When a non-RF system uses dedicated wires for communications, those wires are often referred to collectively as the “communications bus.” A communications bus refers to a group of wires whose responsibility it is to get information from the source to the intended receiver or from the receiver to the source. The reason that is done is to denote the fact that those wires are acting as a stand-alone sub-system and must be isolated from other sub-systems. In more complex systems it is possible to have several communications buses. This would become necessary if the different communications sub-systems were incompatible and the digital information being conveyed by one sub-system would interfere with the operation of another sub-system.
FIG. 1 is an illustration of a simple prior art communications bus system that might be encountered in a mobile DC (Direct Current) application. This type of system is referred to as using conducted signals or emissions. This means the signal itself is following a conductive path, e.g., a conductive wire of the communications bus. This results in a more controlled message path, a message that can work at low power levels and reduced chances of the signal interfering with other electronic devices.
Conducted emission systems to date have had one distinct disadvantage. A conductive path can also carry many types of noise. This noise can come from many sources. Examples would be a motor, solenoid, generator or certain types of lights. Radiated emissions of sufficient power can also attach themselves to a conductive path.

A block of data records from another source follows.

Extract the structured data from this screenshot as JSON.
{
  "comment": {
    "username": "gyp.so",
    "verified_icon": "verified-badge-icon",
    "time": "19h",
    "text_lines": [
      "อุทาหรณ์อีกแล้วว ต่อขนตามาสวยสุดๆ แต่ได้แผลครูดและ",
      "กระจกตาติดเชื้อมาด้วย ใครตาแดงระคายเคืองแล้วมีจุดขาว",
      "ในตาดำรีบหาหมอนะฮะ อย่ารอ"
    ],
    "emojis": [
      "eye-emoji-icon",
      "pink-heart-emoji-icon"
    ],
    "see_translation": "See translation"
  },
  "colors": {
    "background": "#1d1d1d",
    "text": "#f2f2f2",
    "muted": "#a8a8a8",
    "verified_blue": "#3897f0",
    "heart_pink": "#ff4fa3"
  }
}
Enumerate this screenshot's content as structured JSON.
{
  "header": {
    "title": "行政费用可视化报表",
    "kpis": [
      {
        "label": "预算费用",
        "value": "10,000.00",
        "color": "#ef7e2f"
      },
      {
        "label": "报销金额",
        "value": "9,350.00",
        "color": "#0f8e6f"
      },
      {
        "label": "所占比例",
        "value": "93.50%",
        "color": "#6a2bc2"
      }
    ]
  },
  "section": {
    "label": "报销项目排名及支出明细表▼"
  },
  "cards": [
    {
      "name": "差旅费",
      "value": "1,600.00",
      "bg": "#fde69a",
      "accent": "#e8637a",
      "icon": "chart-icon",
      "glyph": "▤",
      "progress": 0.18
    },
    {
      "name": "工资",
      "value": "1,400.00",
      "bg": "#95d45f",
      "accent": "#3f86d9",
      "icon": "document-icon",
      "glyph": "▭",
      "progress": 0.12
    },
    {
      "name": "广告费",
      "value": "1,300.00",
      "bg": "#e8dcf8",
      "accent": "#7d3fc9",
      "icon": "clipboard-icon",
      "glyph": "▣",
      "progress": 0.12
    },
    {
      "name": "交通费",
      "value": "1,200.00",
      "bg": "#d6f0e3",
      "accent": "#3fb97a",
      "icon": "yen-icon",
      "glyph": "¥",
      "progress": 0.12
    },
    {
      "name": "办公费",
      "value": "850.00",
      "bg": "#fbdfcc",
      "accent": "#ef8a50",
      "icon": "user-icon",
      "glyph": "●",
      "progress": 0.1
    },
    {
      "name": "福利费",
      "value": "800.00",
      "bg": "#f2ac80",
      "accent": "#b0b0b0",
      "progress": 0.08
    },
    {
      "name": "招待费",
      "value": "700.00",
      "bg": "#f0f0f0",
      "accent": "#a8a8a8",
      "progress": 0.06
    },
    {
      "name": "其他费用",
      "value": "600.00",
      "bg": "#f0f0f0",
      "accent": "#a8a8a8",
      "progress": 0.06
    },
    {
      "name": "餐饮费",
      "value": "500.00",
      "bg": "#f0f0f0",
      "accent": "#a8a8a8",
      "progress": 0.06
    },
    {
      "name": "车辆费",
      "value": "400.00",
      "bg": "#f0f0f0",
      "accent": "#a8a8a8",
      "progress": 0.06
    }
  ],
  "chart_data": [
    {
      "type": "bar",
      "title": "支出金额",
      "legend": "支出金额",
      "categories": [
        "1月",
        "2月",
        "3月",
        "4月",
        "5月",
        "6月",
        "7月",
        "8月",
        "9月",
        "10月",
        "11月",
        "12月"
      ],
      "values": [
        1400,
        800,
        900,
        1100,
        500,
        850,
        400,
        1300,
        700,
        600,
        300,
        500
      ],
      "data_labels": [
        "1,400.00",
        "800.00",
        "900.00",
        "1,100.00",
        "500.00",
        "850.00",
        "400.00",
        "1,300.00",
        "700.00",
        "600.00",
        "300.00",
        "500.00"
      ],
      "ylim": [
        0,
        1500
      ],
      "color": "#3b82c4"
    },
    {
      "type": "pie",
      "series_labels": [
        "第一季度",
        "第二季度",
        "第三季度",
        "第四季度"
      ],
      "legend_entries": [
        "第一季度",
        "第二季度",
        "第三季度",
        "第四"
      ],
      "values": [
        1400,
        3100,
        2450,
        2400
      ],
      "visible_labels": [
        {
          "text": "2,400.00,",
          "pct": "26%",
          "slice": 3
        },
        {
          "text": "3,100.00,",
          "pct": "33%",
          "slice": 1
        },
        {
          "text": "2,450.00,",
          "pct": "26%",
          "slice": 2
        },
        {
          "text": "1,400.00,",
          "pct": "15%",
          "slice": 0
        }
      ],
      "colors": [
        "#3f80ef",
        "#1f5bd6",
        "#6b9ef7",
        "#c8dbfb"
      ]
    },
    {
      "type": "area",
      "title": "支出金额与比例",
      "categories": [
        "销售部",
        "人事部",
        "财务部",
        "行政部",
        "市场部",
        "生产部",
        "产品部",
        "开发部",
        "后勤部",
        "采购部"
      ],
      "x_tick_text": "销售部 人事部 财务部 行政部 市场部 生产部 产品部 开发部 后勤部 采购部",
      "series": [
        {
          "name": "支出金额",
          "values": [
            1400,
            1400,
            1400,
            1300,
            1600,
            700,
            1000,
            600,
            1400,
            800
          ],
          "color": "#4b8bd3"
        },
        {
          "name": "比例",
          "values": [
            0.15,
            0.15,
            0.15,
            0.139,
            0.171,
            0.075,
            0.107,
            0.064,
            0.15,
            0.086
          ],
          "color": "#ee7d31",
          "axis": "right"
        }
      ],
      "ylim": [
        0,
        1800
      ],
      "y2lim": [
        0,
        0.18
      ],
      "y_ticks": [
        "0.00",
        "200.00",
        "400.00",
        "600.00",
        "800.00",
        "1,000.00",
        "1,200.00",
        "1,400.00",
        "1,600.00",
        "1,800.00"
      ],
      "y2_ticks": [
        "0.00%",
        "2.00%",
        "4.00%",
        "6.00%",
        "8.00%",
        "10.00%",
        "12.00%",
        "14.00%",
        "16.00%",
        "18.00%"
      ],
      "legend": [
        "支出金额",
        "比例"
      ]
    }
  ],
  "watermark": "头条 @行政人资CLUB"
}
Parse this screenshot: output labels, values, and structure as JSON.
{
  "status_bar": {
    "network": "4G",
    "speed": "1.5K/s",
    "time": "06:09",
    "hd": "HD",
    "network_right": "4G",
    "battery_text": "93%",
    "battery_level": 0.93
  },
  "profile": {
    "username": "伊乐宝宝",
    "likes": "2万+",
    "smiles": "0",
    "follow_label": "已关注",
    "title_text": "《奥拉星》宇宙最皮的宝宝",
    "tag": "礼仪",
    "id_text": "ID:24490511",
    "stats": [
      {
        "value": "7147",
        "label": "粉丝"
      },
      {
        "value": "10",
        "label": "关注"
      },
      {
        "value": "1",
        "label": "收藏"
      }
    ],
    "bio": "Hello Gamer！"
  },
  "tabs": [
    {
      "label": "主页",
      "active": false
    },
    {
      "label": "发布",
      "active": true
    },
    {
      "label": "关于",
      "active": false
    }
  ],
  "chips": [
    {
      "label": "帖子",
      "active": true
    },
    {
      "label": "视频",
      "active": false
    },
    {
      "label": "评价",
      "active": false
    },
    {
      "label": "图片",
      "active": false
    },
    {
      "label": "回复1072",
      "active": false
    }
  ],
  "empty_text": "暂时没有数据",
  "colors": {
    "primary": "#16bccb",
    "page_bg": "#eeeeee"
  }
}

One prior art type of communications method that is gaining in popularity is the Radio Frequency (RF) system, as shown in FIG. 2. As explained previously, this works in much the same manner as a cellular phone.
RF systems use what is referred to as a radiated transmission or emission. That type of signal is intentionally transmitted into the air surrounding an antenna in all directions. Radiated emission devices are tightly controlled by the FCC (Federal Communications Commission) due to their tendency to interfere with other electronic devices. Conventional RF devices must transmit within well-defined ranges of frequencies that have been established by the FCC. Most of the FCC frequencies require a license to operate a transmitting device. There are specific frequencies set aside for low power devices such as the ones used in the RF devices currently being discussed. These devices collectively are sometimes referred to as “Part 15” devices as that is the section of the FCC rules they operate within.
To initiate a RF system, an input device receives information from a pre-determined source. This could vary from a sensor monitoring a certain parameter to a switch sending a “go” or “stop” command. Once the incoming information is recognized, the input controller generates a message for transmission. The input controller would then broadcast that coded message through the air to all other controllers in the system. One disadvantage to this scheme is that any electronic device capable of receiving air-born messages and in close proximity to the transmitting device would also receive the message.
In order to minimize the possibility of an unintended device responding to an incoming message the originating controller would encode the message with a special recognition number. To further reduce the possibility of miscommunication, some systems employ what is referred to as a Spread Spectrum Frequency Hopping communications scheme. What that means is that instead of broadcasting on only one frequency, the controller sends out portions of its message on different frequencies. The receiving device must be directed to know what frequency to start at and what other frequencies to hop to as the incoming message progresses.
The need remains for simplified digital communication systems and methods that do not require dedicated communications wires and that send digital messages over the same wires that are used to power DC systems.